Mickey Rourke stars as Robin Ramzinsky, aka Randy “The Ram” Robinson, a once wildly popular professional wrestler who’s now a has been, living in a trailer park, working in a supermarket, spending his nights drinking beer and popping painkillers… Oh, he still gets to wrestle in small events on the weekends, and sure, he can still bring it in the ring… But it gets harder every time to catch his breath, his back hurts, and his heart often feels like it’s about to give in. And the 50something bastard looks pretty grotesque, with his long bleached-blonde hair, his fake tan, his steroids-pumped muscles and his beat-up face…

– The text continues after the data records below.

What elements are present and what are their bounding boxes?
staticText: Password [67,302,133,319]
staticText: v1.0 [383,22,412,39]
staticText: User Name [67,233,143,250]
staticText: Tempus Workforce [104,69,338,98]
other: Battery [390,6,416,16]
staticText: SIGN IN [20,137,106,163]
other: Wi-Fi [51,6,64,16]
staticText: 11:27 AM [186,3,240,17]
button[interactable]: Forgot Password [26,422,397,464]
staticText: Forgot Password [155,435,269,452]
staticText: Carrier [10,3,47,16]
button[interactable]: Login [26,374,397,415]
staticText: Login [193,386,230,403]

Grotesque, but not ridiculous. We may crack a smile at the sight of an action figure of himself on the dash of his van, at how he still plays that 8-bit Nintendo wrestling game where one of the characters is based on him or at his undying love for 1980s hair metal, but Robert D. Siegel‘s screenplay manages not to make this washed up wrestler a joke, just an “old broken down piece of meat” for whom we feel tremendous empathy.

Whether he’s flirting with a stripper (Marisa Tomei), trying to make amends with his daughter (Evan Rachel Wood) or working the deli counter, The Ram is both sad and oddly charming, which has a lot to do with how great Rourke is in the part. Kind of a has been himself (though in my book, “Sin City” already brought him back with a vengeance a few years ago), the ’80s leading man has had some bad breaks and personal problems over the years, but it’s all being put to amazing use here, in what might be the role of a lifetime for him.

“The Wrestler” is not as immediately awe-inspiring as “The Fountain”, or “Requiem for a Dream” for that matter, but it quietly works its magic on you and by the end, you’re once again awed by Aronofsky. The man can do no wrong, as far as I’m concerned.